In the 20 years since 1992, the world has seen profound changes. Communism collapsed while today, the economies of the US and Europe, with the exception of Germany, are under enormous pressure. China is a major economic player, but the ecological and human costs have been enormous.

From a religious perspective, the World Council of Churches, in its Justice, Peace and Integrity of Creation programmes, has led the way in promoting sustainable living. On the Catholic side, the Pontifical Academy of the Sciences has produced an excellent document on climate change, entitled The Fate of Mountain Glaciers in the Anthropocene. The Pontifical Council for Justice and Peace presented a comprehensive and insightful paper at the sixth World Water Forum in Marseilles last March. Unfortunately, the theme of the 50th Eucharistic Congress last week, Communion with Christ and One Another, did not include communion with creation. Furthermore, many ecologists argue the Catholic Church’s position on population is untenable. At a local level, an ecumenical organisation called Eco-Congregation Ireland (info@ ecocongregationireland.com) is helping churches to be ecologically sensitive in the way they worship and live their lives.



3 Responses

  1. Sean O'Conaill

    Once more we are indebted to Sean McDonagh for keeping us up to date on where the churches stand in relation to the deepening global ecological crisis.

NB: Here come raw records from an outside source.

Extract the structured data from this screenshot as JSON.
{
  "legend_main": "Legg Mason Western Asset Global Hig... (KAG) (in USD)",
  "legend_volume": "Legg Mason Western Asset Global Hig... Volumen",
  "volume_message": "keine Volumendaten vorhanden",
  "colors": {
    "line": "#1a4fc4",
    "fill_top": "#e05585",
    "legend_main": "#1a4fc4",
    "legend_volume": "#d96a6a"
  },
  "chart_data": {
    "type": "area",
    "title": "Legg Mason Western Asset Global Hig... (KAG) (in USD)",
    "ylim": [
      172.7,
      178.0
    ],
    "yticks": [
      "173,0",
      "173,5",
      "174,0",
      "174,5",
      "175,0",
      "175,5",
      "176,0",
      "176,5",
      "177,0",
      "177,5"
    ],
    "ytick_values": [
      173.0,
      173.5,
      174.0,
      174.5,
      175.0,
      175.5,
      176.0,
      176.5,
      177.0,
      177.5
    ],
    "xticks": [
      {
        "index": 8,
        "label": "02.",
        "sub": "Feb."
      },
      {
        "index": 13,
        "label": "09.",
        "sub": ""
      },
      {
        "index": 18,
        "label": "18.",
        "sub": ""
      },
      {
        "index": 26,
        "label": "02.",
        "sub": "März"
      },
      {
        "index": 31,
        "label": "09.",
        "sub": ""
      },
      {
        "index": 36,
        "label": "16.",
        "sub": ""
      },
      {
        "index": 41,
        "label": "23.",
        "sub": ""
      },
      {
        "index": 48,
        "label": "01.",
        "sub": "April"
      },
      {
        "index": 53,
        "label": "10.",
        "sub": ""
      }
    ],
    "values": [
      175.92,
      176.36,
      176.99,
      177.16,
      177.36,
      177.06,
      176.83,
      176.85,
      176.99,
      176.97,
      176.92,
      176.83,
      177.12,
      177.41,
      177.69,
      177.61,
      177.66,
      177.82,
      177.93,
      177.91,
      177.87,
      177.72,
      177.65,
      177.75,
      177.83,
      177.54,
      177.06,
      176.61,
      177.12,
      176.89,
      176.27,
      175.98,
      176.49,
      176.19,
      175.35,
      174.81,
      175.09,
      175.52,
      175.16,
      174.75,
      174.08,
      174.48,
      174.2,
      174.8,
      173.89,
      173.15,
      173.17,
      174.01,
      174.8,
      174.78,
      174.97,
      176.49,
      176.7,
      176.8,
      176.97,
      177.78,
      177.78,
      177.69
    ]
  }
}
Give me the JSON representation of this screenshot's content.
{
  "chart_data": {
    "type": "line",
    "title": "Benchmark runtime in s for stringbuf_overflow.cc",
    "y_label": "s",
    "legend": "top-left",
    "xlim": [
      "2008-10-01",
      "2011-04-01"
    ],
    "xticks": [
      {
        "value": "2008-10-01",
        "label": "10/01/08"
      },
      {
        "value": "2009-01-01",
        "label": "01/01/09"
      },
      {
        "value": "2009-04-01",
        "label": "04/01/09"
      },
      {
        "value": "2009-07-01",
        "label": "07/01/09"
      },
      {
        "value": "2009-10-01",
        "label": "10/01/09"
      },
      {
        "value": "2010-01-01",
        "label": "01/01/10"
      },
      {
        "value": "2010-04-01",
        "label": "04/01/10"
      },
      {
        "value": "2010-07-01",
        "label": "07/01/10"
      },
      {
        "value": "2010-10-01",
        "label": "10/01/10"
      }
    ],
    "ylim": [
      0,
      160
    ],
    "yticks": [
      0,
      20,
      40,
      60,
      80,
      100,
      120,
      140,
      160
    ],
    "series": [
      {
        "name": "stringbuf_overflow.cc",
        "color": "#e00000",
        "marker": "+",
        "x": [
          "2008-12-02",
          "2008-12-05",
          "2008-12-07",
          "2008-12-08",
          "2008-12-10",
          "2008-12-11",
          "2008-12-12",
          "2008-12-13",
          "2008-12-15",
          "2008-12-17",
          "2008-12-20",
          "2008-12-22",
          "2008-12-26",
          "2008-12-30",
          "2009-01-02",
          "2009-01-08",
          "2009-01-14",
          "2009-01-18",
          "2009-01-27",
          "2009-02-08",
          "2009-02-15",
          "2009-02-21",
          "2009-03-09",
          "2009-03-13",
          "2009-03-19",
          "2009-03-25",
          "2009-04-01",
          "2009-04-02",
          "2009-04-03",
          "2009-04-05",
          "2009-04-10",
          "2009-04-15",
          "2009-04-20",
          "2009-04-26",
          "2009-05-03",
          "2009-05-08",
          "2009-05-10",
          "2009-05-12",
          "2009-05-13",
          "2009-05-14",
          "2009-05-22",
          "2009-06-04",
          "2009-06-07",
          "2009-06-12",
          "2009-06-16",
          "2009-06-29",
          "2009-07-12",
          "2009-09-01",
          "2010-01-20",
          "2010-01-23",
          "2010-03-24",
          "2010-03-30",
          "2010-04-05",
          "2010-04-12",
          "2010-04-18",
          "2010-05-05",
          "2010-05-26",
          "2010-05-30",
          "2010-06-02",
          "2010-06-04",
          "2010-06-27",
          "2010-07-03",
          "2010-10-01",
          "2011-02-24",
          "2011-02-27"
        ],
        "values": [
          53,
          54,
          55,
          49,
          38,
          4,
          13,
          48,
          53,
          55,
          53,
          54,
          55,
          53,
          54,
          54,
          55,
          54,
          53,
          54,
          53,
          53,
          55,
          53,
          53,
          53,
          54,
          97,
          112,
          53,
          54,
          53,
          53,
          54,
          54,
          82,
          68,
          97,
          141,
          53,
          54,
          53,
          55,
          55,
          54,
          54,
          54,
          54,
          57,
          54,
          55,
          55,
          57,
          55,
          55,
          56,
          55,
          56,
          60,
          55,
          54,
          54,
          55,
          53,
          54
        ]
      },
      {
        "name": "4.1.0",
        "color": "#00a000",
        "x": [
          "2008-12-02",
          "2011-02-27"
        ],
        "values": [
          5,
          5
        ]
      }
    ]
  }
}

    The potential of all religion for getting to grips with this crisis is enormous, but I have to say that I have yet to hear a Mass homily that showed a deep understanding of, as well as a serious interest in, this issue.

    In affluent societies needless consumption is driven primarily by a distorted spiritual hunger – the desire to be ‘well thought of’. Why does L’Oreal cling to the slogan ‘because you’re worth it’? Because most people don’t actually believe they are worth anything unless others tell them so. And the quickest route to the approval of others appears to be the acquisition of a multitude of status symbols – from the latest designer technology to the latest in plastic surgery. Even the possession of the latest ‘app’ or the latest shade of lipstick can determine (for about five minutes) the sense of personal wellbeing of millions in a media-driven global market

    Christianity is especially handicapped in its response to this problem by an inadequate understanding of covetousness. According to the Catholic philosopher René Girard, that isn’t simply the desire for more of everything. We ‘covet’ what our neighbour has to the extent that we secretly believe that possession of what he owns will add to our own status. In the ancient world the most powerful ox in the village would have belonged to the richest man – and that’s why the ox is the chosen example of covetousness in the decalogue. Nowadays the equivalent would be the latest powerful ‘Beamer’ or even Lamborghini.

    Why don’t our clergy typically critique as a spiritual problem all status-seeking through ‘I’ll be worth it’ consumption? Others can comment on this here, but I can’t resist the temptation to add that not a million miles away from me lives a clergyman who owns a seriously up-market hybrid vehicle with personalised number plates!

    It must obviously be the church’s role to convey to all that a strong sense of self-worth (dignity) does not depend upon the acquisition of symbols of status. A leadership system that rewards careerism and fails to promote those who humbly serve will never get to grips with the environmental crisis. Here too, real leadership will come from below.

  2. Pól Ó Duibhir

    Fr. Seán’s litany resonates with me. I touched on some of the points in a 2007 post on Blog Action Day on the Environment.
    And as he says, the rich baulked and extinction beckons.

  3. michael malone

    i am pretty much an athiest and for sure a very mixed critic of most religions but is overpopulation not an issue that requires the catholic church to re-evaluate its stance on. I very much agree with most of what the author has to say but a more complete assessment of the situation my lead to a more balanced solution.